- Alfonso Cuaron, Gravity
- Paul Greengrass, Captain Phillips
- Steve McQueen, 12 Years a Slave
- David O. Russell, American Hustle
- Martin Scorsese, The Wolf of Wall Street
You know, it's probably not a good idea to go with the exact same five DGA nominees, because the Oscar lineup here is almost always 3/5 or 4//5 with DGA. But for the life of me, I cannot figure out who to leave out in this category. Cuaron, McQueen and Russell are locked. The other two are shakier, but Captain Phillips has been one of the absolute strongest contenders in every single guild, plus BAFTA, and the director's branch likes Greengrass, having given him a lone director nomination once before, for United 93. And Scorsese? Well, he's Scorsese. Yes, the movie was bold, brash, and probably turned off a lot of Academy voters, but again, they admire that kind of vision in the directors branch and often reward bold turns. Spike Jonze would be the most likely alternate here, and he could replace either of those two I suppose. Other longshots might be the Coens or Alexander Payne. But, I think I'm just going to stick with the DGA five- I wouldn't be surprised if Jonze got in though.
- 12 Years a Slave
- American Hustle
- Captain Phillips
- Dallas Buyers Club*
- The Wolf of Wall Street
Ok, here we go. In Best Picture, I really feel that five movies are guaranteed, and if we still had just five nominees there's no doubt they'd be the contenders. Those are 12 Years a Slave, Gravity, Captain Phillips, American Hustle and Nebraska. As we get down to 9, it's tougher, but I think Wolf of Wall Street showed enough strength in the guilds and has enough passion to get in (even if some people hate it, passion matters more, because to get into Best Picture under this new system, what you need more than anything is #1 votes. If a movie is loved by some and hated by others, it will probably get in thanks to those people who loved it and put at #1 on their ballot).
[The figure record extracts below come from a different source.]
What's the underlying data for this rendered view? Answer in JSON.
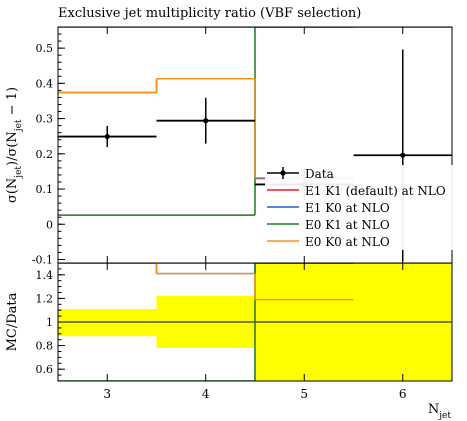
{
  "chart_data": [
    {
      "type": "line",
      "panel": "main",
      "title": "Exclusive jet multiplicity ratio (VBF selection)",
      "xlabel": "",
      "ylabel": "σ(N_jet)/σ(N_jet − 1)",
      "xlim": [
        2.5,
        6.5
      ],
      "ylim": [
        -0.11,
        0.56
      ],
      "yticks": [
        -0.1,
        0,
        0.1,
        0.2,
        0.3,
        0.4,
        0.5
      ],
      "ytick_labels": [
        "-0.1",
        "0",
        "0.1",
        "0.2",
        "0.3",
        "0.4",
        "0.5"
      ],
      "bin_edges": [
        2.5,
        3.5,
        4.5,
        5.5,
        6.5
      ],
      "bin_centers": [
        3,
        4,
        5,
        6
      ],
      "series": [
        {
          "name": "Data",
          "kind": "points",
          "color": "#000000",
          "y": [
            0.249,
            0.294,
            0.113,
            0.196
          ],
          "yerr": [
            0.03,
            0.065,
            0.045,
            0.3
          ]
        },
        {
          "name": "E1 K1 (default) at NLO",
          "kind": "hist",
          "color": "#ee1c25",
          "values": [
            0.56,
            0.56,
            0.56,
            0.56
          ]
        },
        {
          "name": "E1 K0 at NLO",
          "kind": "hist",
          "color": "#1e5ecf",
          "values": [
            0.374,
            0.413,
            0.13,
            null
          ]
        },
        {
          "name": "E0 K1 at NLO",
          "kind": "hist",
          "color": "#1f7a1f",
          "values": [
            0.026,
            0.026,
            0.56,
            null
          ]
        },
        {
          "name": "E0 K0 at NLO",
          "kind": "hist",
          "color": "#f7941d",
          "values": [
            0.374,
            0.413,
            0.132,
            null
          ]
        }
      ],
      "legend": {
        "position": "right",
        "entries": [
          "Data",
          "E1 K1 (default) at NLO",
          "E1 K0 at NLO",
          "E0 K1 at NLO",
          "E0 K0 at NLO"
        ]
      }
    },
    {
      "type": "line",
      "panel": "ratio",
      "xlabel": "N_jet",
      "ylabel": "MC/Data",
      "xlim": [
        2.5,
        6.5
      ],
      "ylim": [
        0.5,
        1.5
      ],
      "yticks": [
        0.6,
        0.8,
        1.0,
        1.2,
        1.4
      ],
      "ytick_labels": [
        "0.6",
        "0.8",
        "1",
        "1.2",
        "1.4"
      ],
      "xticks": [
        3,
        4,
        5,
        6
      ],
      "xtick_labels": [
        "3",
        "4",
        "5",
        "6"
      ],
      "data_uncertainty_band": {
        "color": "#ffff00",
        "lower": [
          0.88,
          0.78,
          0.5,
          0.5
        ],
        "upper": [
          1.11,
          1.22,
          1.5,
          1.5
        ]
      },
      "series": [
        {
          "name": "E1 K1 (default) at NLO",
          "color": "#ee1c25",
          "values": [
            1.5,
            1.5,
            1.5,
            1.5
          ]
        },
        {
          "name": "E1 K0 at NLO",
          "color": "#1e5ecf",
          "values": [
            1.5,
            1.41,
            1.5,
            null
          ]
        },
        {
          "name": "E0 K1 at NLO",
          "color": "#1f7a1f",
          "values": [
            0.5,
            0.5,
            1.5,
            null
          ]
        },
        {
          "name": "E0 K0 at NLO",
          "color": "#f7941d",
          "values": [
            1.5,
            1.41,
            1.19,
            null
          ]
        }
      ]
    }
  ]
}
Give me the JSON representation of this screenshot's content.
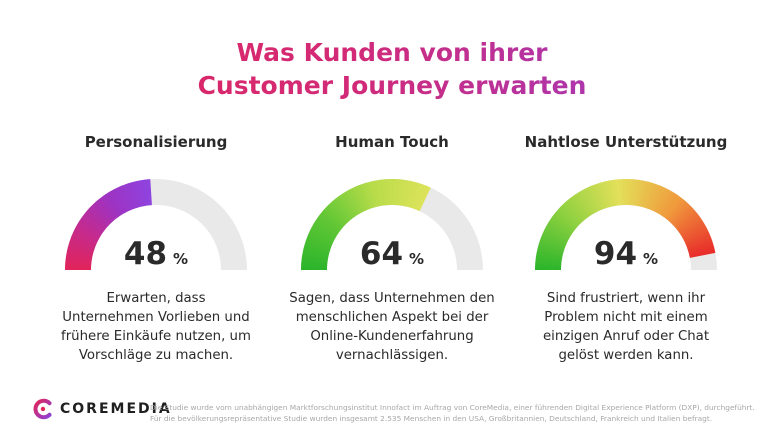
{
  "title": {
    "line1": "Was Kunden von ihrer",
    "line2": "Customer Journey erwarten"
  },
  "chart_data": {
    "type": "gauge",
    "max": 100,
    "track_color": "#e9e9e9",
    "gauges": [
      {
        "label": "Personalisierung",
        "value": 48,
        "unit": "%",
        "description": [
          "Erwarten, dass",
          "Unternehmen Vorlieben und",
          "frühere Einkäufe nutzen, um",
          "Vorschläge zu machen."
        ],
        "gradient": [
          "#e2245a",
          "#c42a8e",
          "#9d33c4",
          "#8e44e0"
        ]
      },
      {
        "label": "Human Touch",
        "value": 64,
        "unit": "%",
        "description": [
          "Sagen, dass Unternehmen den",
          "menschlichen Aspekt bei der",
          "Online-Kundenerfahrung",
          "vernachlässigen."
        ],
        "gradient": [
          "#2bb52b",
          "#62c735",
          "#b8dc4a",
          "#dde35a"
        ]
      },
      {
        "label": "Nahtlose Unterstützung",
        "value": 94,
        "unit": "%",
        "description": [
          "Sind frustriert, wenn ihr",
          "Problem nicht mit einem",
          "einzigen Anruf oder Chat",
          "gelöst werden kann."
        ],
        "gradient": [
          "#2bb52b",
          "#8fd13f",
          "#e3e05a",
          "#f09a3c",
          "#e82a2a"
        ]
      }
    ]
  },
  "footer": {
    "brand": "COREMEDIA",
    "brand_colors": [
      "#e0265a",
      "#8e3fd6"
    ],
    "note_line1": "Die Studie wurde vom unabhängigen Marktforschungsinstitut Innofact im Auftrag von CoreMedia, einer führenden Digital Experience Platform (DXP), durchgeführt.",
    "note_line2": "Für die bevölkerungsrepräsentative Studie wurden insgesamt 2.535 Menschen in den USA, Großbritannien, Deutschland, Frankreich und Italien befragt."
  }
}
In seventh, I think it's probably Dallas Buyers Club, which surprisingly had a very strong guild showing, which means industry voters loved that movie too. And then it gets rough for those last two slots. Under the preferential ballot system, it's nearly mathematically impossible to get to ten, so for the last two years we've had nine nominees- I'm just assuming that's going to happen again. Saving Mr. Banks did fairly well in guild nominations and that's a very Oscar-baity, nice, corporate friendly movie that plays well with old people, but then again so is Philomena- it's kind of a tossup there, but I'm guessing Philomena...and for the last slot I'm going to go with Her. This was a movie beloved by critics and did place in PGA- it seems like a film that has a lot of passion behind it, although I still wonder if that passion is mostly with actual critics and not necessarily voters. But I'm going to say it makes it anyway.
The other movies with an equal chance of getting into one of those last three slots are probably Blue Jasmine and Inside Llewyn Davis. I hung onto Llewyn Davis for quite a while because there IS a significant and historical precedent for Coen Brothers films making it into Best Picture (even A Serious Man did it a few years ago) but this one was so completely rejected by all the guilds that I just don't see it sneaking in any more. It'd have to be on passion alone, which is possible, but I'm placing my money on Her instead.